Active skin can go inside the skin too, not just on the surface. You could for example have an electronic circuit or an array of micro-scale magnets embedded among the skin cells in your fingertip. Your fingerprint alone could easily be copied and spoofed, but not the accompanying electronic interactivity from the active skin that can be interrogated at the same time. Active skin could measure all sorts of properties of the body too, so personal body chemistry at a particular time could be used. In fact, medical monitoring is the first key development area for active skin, so we’re likely to have a lot of body data available that could make new biometrics. The key advantage here is that skin cells are very large compared to electronic feature sizes. A decent processor or memory can be made around the size of one skin cell and many could be combined using infrared optics within the skin. Temperature or chemical gradients between inner and outer skin layers could be used to power devices too.

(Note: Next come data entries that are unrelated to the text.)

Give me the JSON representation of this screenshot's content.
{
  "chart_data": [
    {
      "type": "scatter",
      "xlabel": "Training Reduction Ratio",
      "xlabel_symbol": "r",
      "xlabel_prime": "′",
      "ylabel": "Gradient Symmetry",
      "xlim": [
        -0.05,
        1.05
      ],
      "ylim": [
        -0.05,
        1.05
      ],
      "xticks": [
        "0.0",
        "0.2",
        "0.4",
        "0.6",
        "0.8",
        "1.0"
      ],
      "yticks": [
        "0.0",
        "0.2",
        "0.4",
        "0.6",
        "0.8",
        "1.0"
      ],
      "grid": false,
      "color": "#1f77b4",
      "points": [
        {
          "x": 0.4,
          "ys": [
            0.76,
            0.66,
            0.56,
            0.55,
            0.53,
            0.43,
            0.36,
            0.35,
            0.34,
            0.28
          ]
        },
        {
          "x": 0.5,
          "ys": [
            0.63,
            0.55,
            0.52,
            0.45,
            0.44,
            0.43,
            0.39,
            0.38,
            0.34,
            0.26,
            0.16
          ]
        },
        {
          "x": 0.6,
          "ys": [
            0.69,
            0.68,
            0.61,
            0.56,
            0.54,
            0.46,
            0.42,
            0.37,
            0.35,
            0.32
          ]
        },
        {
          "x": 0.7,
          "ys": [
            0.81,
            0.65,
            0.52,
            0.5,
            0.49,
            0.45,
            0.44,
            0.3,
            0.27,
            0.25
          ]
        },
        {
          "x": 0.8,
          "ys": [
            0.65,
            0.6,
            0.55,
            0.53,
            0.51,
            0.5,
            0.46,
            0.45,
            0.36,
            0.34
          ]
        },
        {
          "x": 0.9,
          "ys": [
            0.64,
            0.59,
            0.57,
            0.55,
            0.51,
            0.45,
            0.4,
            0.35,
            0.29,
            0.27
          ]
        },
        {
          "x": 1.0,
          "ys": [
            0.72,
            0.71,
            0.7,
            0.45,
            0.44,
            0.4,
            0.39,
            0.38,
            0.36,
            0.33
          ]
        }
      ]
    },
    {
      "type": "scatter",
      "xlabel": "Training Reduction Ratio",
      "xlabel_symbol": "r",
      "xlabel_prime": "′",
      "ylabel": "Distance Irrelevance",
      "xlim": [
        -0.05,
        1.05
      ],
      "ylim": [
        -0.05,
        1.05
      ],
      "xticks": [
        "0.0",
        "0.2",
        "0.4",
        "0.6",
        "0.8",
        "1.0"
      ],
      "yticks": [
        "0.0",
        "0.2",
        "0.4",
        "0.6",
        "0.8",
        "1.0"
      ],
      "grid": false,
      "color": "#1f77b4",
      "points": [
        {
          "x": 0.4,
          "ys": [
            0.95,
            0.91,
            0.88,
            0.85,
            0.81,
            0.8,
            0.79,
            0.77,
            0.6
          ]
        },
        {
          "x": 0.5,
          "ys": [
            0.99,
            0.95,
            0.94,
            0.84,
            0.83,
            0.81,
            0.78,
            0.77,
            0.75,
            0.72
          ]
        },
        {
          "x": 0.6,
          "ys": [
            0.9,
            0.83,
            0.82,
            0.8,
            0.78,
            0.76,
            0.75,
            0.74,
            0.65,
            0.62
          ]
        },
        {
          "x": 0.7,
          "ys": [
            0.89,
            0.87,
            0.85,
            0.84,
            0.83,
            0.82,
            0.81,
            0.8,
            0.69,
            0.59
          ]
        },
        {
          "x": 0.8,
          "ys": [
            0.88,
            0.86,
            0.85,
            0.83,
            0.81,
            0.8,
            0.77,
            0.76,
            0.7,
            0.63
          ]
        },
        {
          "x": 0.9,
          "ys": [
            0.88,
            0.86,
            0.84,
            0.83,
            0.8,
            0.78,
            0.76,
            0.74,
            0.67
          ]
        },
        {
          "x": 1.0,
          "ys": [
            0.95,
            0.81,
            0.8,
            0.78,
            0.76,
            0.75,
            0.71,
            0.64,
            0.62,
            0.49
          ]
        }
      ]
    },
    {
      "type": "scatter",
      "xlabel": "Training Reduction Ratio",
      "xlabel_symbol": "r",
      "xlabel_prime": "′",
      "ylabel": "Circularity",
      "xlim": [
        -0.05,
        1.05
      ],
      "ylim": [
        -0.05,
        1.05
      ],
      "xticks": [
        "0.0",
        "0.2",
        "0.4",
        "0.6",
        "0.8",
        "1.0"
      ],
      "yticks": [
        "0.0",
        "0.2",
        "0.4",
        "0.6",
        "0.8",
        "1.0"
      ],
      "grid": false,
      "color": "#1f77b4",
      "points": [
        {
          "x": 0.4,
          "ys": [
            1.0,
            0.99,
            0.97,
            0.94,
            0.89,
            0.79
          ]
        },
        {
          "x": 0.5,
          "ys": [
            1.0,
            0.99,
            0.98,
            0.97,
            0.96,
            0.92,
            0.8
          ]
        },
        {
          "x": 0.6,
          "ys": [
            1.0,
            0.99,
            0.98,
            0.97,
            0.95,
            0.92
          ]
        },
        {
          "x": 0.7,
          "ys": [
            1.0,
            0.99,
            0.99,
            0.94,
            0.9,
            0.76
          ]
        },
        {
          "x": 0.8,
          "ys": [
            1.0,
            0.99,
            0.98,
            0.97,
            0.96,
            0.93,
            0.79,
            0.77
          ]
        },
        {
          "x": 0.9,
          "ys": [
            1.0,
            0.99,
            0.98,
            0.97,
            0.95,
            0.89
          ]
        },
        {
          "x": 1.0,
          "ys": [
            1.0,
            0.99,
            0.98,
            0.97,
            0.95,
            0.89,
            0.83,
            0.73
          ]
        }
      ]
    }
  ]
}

If you are signing something, the signature could be accompanied by a signal from the fingertip, sufficiently close to the surface being signed to be useful. A ring on a finger could also offer a voluminous security electronics platform to house any number of sensors, memory and processors.
Skin itself offers a reasonable communications route, able to carry a few Mbit’s of data stream, so touching something could allow a lot of data transfer very quickly. A smart watch or any other piece of digital jewelry or active skin security patch could use your fingertip to send an authentication sequence. The watch would know who you are by constant proximity and via its own authentication tools. It could easily be unauthorized instantly when detached or via a remote command.
Active makeup offer a novel mechanism too. Makeup will soon exist that uses particles that can change color or alignment under electronic control, potentially allowing video rate pattern changes. While that makes for fun makeup, it also allows for sophisticated visual authentication sequences using one-time keys. Makeup doesn’t have to be confined only to the face of course, and security makeup could maybe be used on the forearm or hands. Combining with static biometrics, many-factor authentication could be implemented.
I believe active skin, using membranes added or printed onto and even within the skin, together with the use of capsules, electronic jewelry, and even active makeup offers the future potential to implement extremely secure personal authentication systems. This pseudo-biometric authentication offers infinitely more flexibility and changeability than the body itself, but because it is attached to the body, offers much the same ease of use and constant presence as other biometrics.
Biometrics may be pretty useless as it is, but the field does certainly have a future. We just need to add some bits. The endless potential variety of those bits and their combinations makes the available creativity space vast.